Item
1.01 Entry into a Material Definitive Agreement.
On
April 27, 2020, the Board of Directors of Document Security Systems, Inc. (“DSS” or the “Company”) approved
and the Company entered into a share exchange agreement (the “Share Exchange Agreement”) with DSS BioHealth Security,
Inc., a Delaware corporation and wholly owned subsidiary of the Company (“DBHS”), Singapore eDevelopment Limited,
a Singapore corporation (“SeD”) that is listed on the Singapore Exchange, and Global BioMedical Pte Ltd, a Singapore
corporation and wholly owned subsidiary of SeD (“GBM”), pursuant to which, among other things and subject to the terms
and conditions contained therein, the DBHS will acquire of all of the outstanding capital stock (the “Impact Shares”)
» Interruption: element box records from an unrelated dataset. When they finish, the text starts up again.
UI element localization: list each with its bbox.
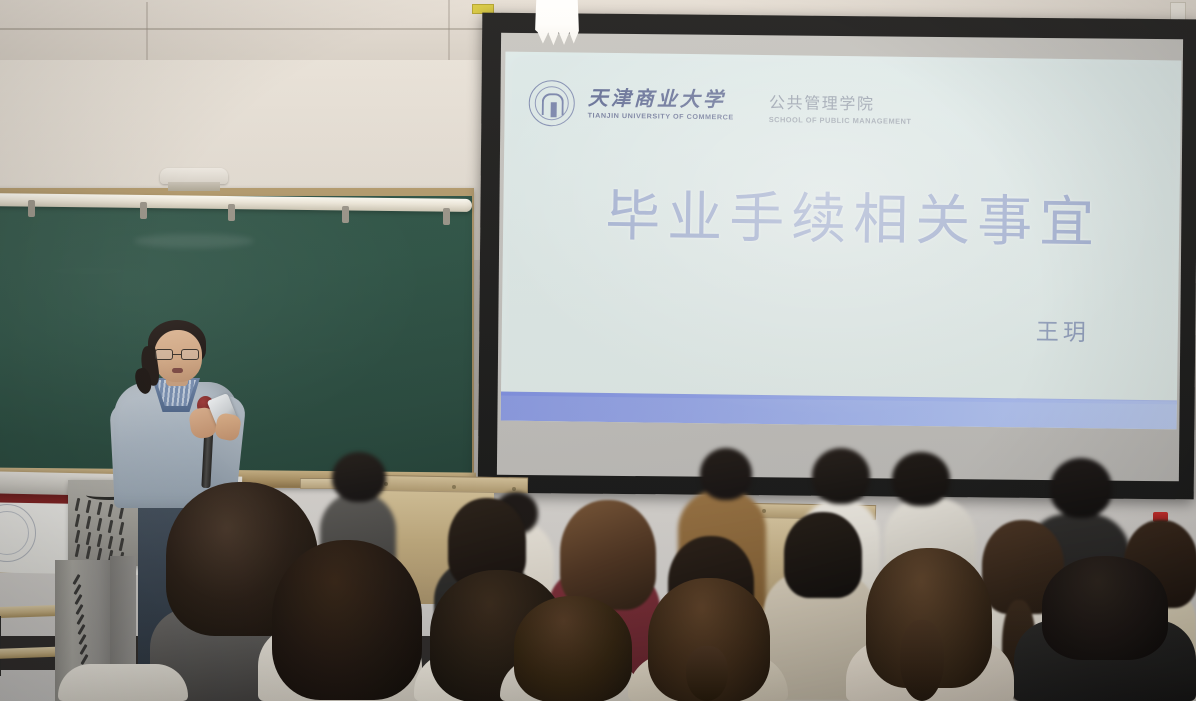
presenter-mouth: [172, 368, 183, 373]
board-clip: [228, 204, 235, 221]
screw: [762, 509, 766, 513]
slide-title: 毕业手续相关事宜: [553, 188, 1154, 251]
board-clip: [443, 208, 450, 225]
ceiling-seam: [448, 0, 450, 66]
screw: [512, 487, 516, 491]
university-name-block: 天津商业大学 TIANJIN UNIVERSITY OF COMMERCE: [588, 88, 735, 122]
school-name-cn: 公共管理学院: [769, 89, 912, 115]
university-name-en: TIANJIN UNIVERSITY OF COMMERCE: [588, 111, 734, 121]
student-head: [812, 448, 870, 504]
seal-arch-glyph: [542, 93, 564, 115]
slide-logo-row: 天津商业大学 TIANJIN UNIVERSITY OF COMMERCE 公共…: [528, 80, 911, 131]
university-seal-icon: [528, 80, 575, 127]
projected-slide: 天津商业大学 TIANJIN UNIVERSITY OF COMMERCE 公共…: [501, 52, 1182, 430]
student-hair: [272, 540, 422, 700]
light-bracket: [160, 168, 228, 184]
ceiling-seam: [146, 2, 148, 64]
desk-leg: [0, 616, 1, 676]
student-hair: [784, 512, 862, 598]
classroom-photo: 天津商业大学 TIANJIN UNIVERSITY OF COMMERCE 公共…: [0, 0, 1196, 701]
board-clip: [140, 202, 147, 219]
student-head: [892, 452, 950, 506]
student-head: [1050, 458, 1112, 518]
board-clip: [28, 200, 35, 217]
school-name-block: 公共管理学院 SCHOOL OF PUBLIC MANAGEMENT: [769, 89, 912, 126]
student-ponytail: [900, 620, 944, 701]
student-torso: [58, 664, 188, 701]
student-ponytail: [686, 646, 728, 701]
glasses-icon: [155, 349, 201, 360]
school-name-en: SCHOOL OF PUBLIC MANAGEMENT: [769, 115, 912, 126]
board-clip: [342, 206, 349, 223]
university-name-cn: 天津商业大学: [588, 88, 734, 112]
student-head: [700, 448, 752, 500]
student-head: [332, 452, 386, 502]
slide-presenter-name: 王玥: [1036, 313, 1090, 348]
student-hair: [1042, 556, 1168, 660]
student-hair: [514, 596, 632, 701]
student-hair: [560, 500, 656, 610]
screw: [452, 485, 456, 489]
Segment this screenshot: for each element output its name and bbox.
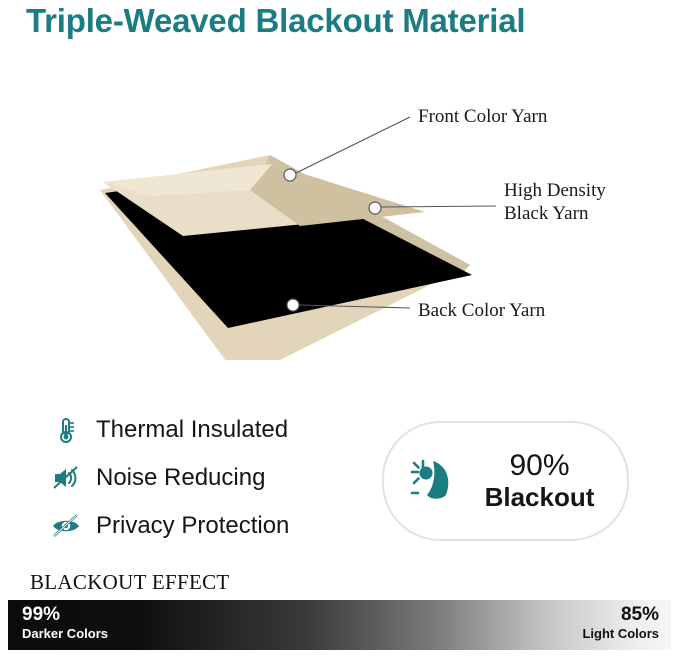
feature-item-thermal: Thermal Insulated [50,408,380,452]
blackout-badge: 90% Blackout [382,421,629,541]
eye-off-icon [50,510,82,542]
blackout-effect-caption: BLACKOUT EFFECT [30,570,230,595]
fabric-layers-illustration: Front Color Yarn High Density Black Yarn… [0,60,679,360]
thermometer-icon [50,414,82,446]
feature-item-noise: Noise Reducing [50,456,380,500]
sun-blocking-icon [406,453,462,509]
gradient-right-readout: 85% Light Colors [582,604,659,642]
feature-label-thermal: Thermal Insulated [96,416,288,444]
callout-label-front: Front Color Yarn [418,105,547,128]
blackout-percent: 90% [462,450,617,482]
speaker-mute-icon [50,462,82,494]
page-title: Triple-Weaved Blackout Material [26,2,656,40]
product-infographic: Triple-Weaved Blackout Material Front Co… [0,0,679,656]
callout-line-front [296,117,410,173]
blackout-badge-text: 90% Blackout [462,450,627,512]
callout-label-back: Back Color Yarn [418,299,545,322]
feature-list: Thermal Insulated Noise Reducing [50,408,380,552]
callout-label-middle: High Density Black Yarn [504,179,606,225]
callout-dot-front [284,169,296,181]
gradient-left-percent: 99% [22,604,108,626]
callout-dot-back [287,299,299,311]
feature-label-privacy: Privacy Protection [96,512,289,540]
gradient-left-readout: 99% Darker Colors [22,604,108,642]
gradient-right-label: Light Colors [582,626,659,642]
blackout-word: Blackout [462,482,617,512]
callout-dot-middle [369,202,381,214]
feature-item-privacy: Privacy Protection [50,504,380,548]
gradient-right-percent: 85% [582,604,659,626]
gradient-left-label: Darker Colors [22,626,108,642]
feature-label-noise: Noise Reducing [96,464,265,492]
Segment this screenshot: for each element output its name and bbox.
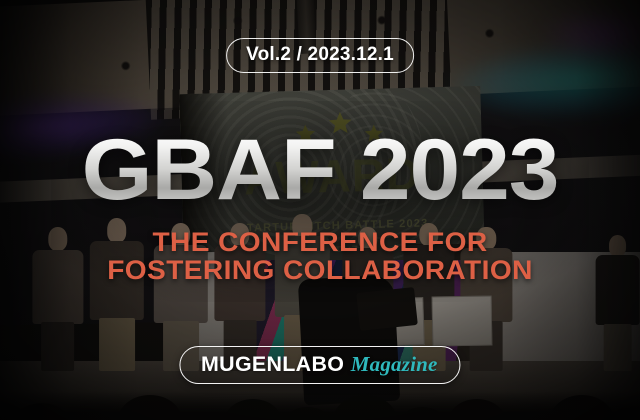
magazine-cover-poster: AWARD STARTUP PITCH BATTLE 2023 オーディエンス賞… (0, 0, 640, 420)
subtitle: THE CONFERENCE FOR FOSTERING COLLABORATI… (0, 228, 640, 284)
logo-secondary-text: Magazine (351, 352, 438, 377)
subtitle-line-1: THE CONFERENCE FOR (152, 227, 487, 257)
mugenlabo-magazine-logo: MUGENLABO Magazine (179, 346, 460, 384)
subtitle-line-2: FOSTERING COLLABORATION (0, 256, 640, 284)
volume-date-badge: Vol.2 / 2023.12.1 (226, 38, 414, 73)
logo-primary-text: MUGENLABO (201, 353, 344, 377)
page-title: GBAF 2023 (0, 131, 640, 210)
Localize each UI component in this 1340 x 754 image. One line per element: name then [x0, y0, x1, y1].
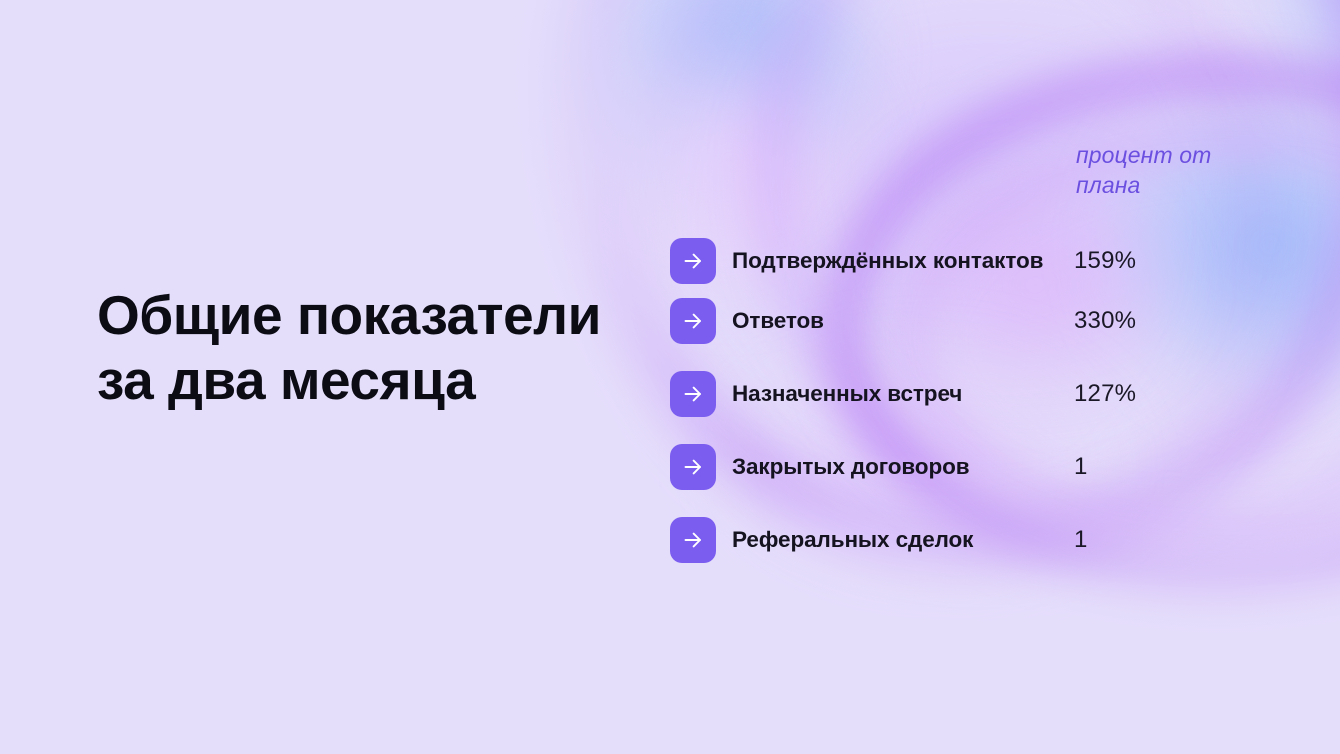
- metric-value: 127%: [1074, 371, 1224, 408]
- list-item[interactable]: Подтверждённых контактов 159%: [670, 238, 1270, 298]
- gradient-blue-blob-left: [470, 0, 940, 275]
- metric-label: Реферальных сделок: [732, 517, 1074, 554]
- metric-label: Подтверждённых контактов: [732, 238, 1074, 275]
- metric-label: Закрытых договоров: [732, 444, 1074, 481]
- metric-value: 159%: [1074, 238, 1224, 275]
- metric-value: 1: [1074, 517, 1224, 554]
- metrics-list: Подтверждённых контактов 159% Ответов 33…: [670, 238, 1270, 590]
- page-title: Общие показатели за два месяца: [97, 283, 617, 413]
- slide: Общие показатели за два месяца процент о…: [0, 0, 1340, 754]
- metrics-column-header: процент от плана: [1076, 140, 1266, 201]
- list-item[interactable]: Реферальных сделок 1: [670, 517, 1270, 590]
- metric-label: Назначенных встреч: [732, 371, 1074, 408]
- list-item[interactable]: Ответов 330%: [670, 298, 1270, 371]
- arrow-right-icon: [670, 517, 716, 563]
- metric-value: 330%: [1074, 298, 1224, 335]
- arrow-right-icon: [670, 238, 716, 284]
- arrow-right-icon: [670, 298, 716, 344]
- list-item[interactable]: Назначенных встреч 127%: [670, 371, 1270, 444]
- arrow-right-icon: [670, 371, 716, 417]
- list-item[interactable]: Закрытых договоров 1: [670, 444, 1270, 517]
- metric-label: Ответов: [732, 298, 1074, 335]
- arrow-right-icon: [670, 444, 716, 490]
- metric-value: 1: [1074, 444, 1224, 481]
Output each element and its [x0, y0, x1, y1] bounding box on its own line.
of Impact BioMedical Inc., a Nevada corporation and wholly owned subsidiary of GBM (“Impact BioMedical”) through a
share exchange, with Impact BioMedical becoming a direct wholly owned subsidiary of the DBHS.
The
aggregate consideration for the Impact Shares will be the following to be issued to GBM by DSS: (i) 14,500,000 newly issued shares
of common stock of DSS, nominally valued at $3,132,000, or $0.216 per share; and (ii) 46,868 newly issued shares of a new series
of perpetual convertible preferred stock of DSS (“Convertible Preferred Stock”) with a stated value of $46,868,000,
or $1,000 per share, for a total consideration valued at $50 million. The Convertible Preferred Stock will be convertible into
shares of common stock of DSS, subject to a 19.9% beneficial ownership conversion limitation (“blocker”) based on
the total issued outstanding shares of common stock of DSS beneficially owned by GBM. Holders of the Convertible Preferred Stock
will have no voting rights, except as required by applicable law or regulation, and no dividends will accrue or be payable on
the Convertible Preferred Stock. The Holders of Convertible Preferred Stock will be entitled to a liquidation preference at a
liquidation value of $1,000 per share, and the Company will have the right to redeem all or any portion of the then outstanding
shares of Convertible Preferred Stock, pro rata among all holders, at a redemption price per share equal to such liquidation value
per share.
The
closing of the purchase and sale of the Impact Shares contemplated under the Share Exchange Agreement is subject to a number of
customary and other conditions, including both the Company and SeD having obtained approvals from their respective shareholders,
SeD having obtained requisite approval from the Singapore Exchange, and receipt by DSS of audited financial statements of Impact
BioMedical, which will be included in DSS’s proxy statement soliciting the vote of its shareholders.
The
Share Exchange Agreement contains customary representations, warranties and covenants of the parties as well as certain indemnification
provisions.
The
Share Exchange Agreement may be terminated prior to the closing on certain conditions, including by mutual written consent of
the parties; by one party in the event of breach, inaccuracy in or failure to perform any representation, warranty, covenant or
agreement made by the counterparties that would give rise to the failure of the conditions precedent to closing that has not been
cured after written notice to the counterparties; or if certain other conditions as set forth in the Share Exchange Agreement
shall not have been, or it becomes apparent that any of such conditions will not be, fulfilled by the date that is 180 days after
the date of the Share Exchange Agreement; or in the event that (i) any law that makes consummation of the transactions contemplated
by Share Exchange Agreement illegal or otherwise prohibited or (ii) a government authority issues an order restraining or enjoining
the transactions contemplated by the Share Exchange Agreement, and such order becomes final and non-appealable.
The
Chief Executive Officer and largest shareholder of SeD is Chan Heng Fai Ambrose, the Chairman of the Board and largest shareholder
of the Company. As such, the above transactions constitute related party transactions which have been duly approved by the Company’s
Board of Directors and Audit Committee.
The foregoing summary of the Share Exchange
Agreement and the Certificate of Designation is subject to, and qualified in its entirety by, the terms of the Share Exchange
Agreement and Certificate of Designation, a copy of each of which is attached hereto as Exhibit 10.1 and Exhibit 3.1,
respectively.
Prior
to the execution of the Share Exchange Agreement, Impact BioMedical’s ownership of a suite of antiviral and medical technologies
was valued at $382 million through a required independent valuation that was completed by Destum Partners. Because the valuation
was higher than the previously agreed value, the Purchase Price was capped at a value of $50 million as previously disclosed by
the Company. On April 27, 2020, the Company issued a press release announcing the completion of the required independent valuation,
allowing the Company to proceed with the Share Exchange Agreement.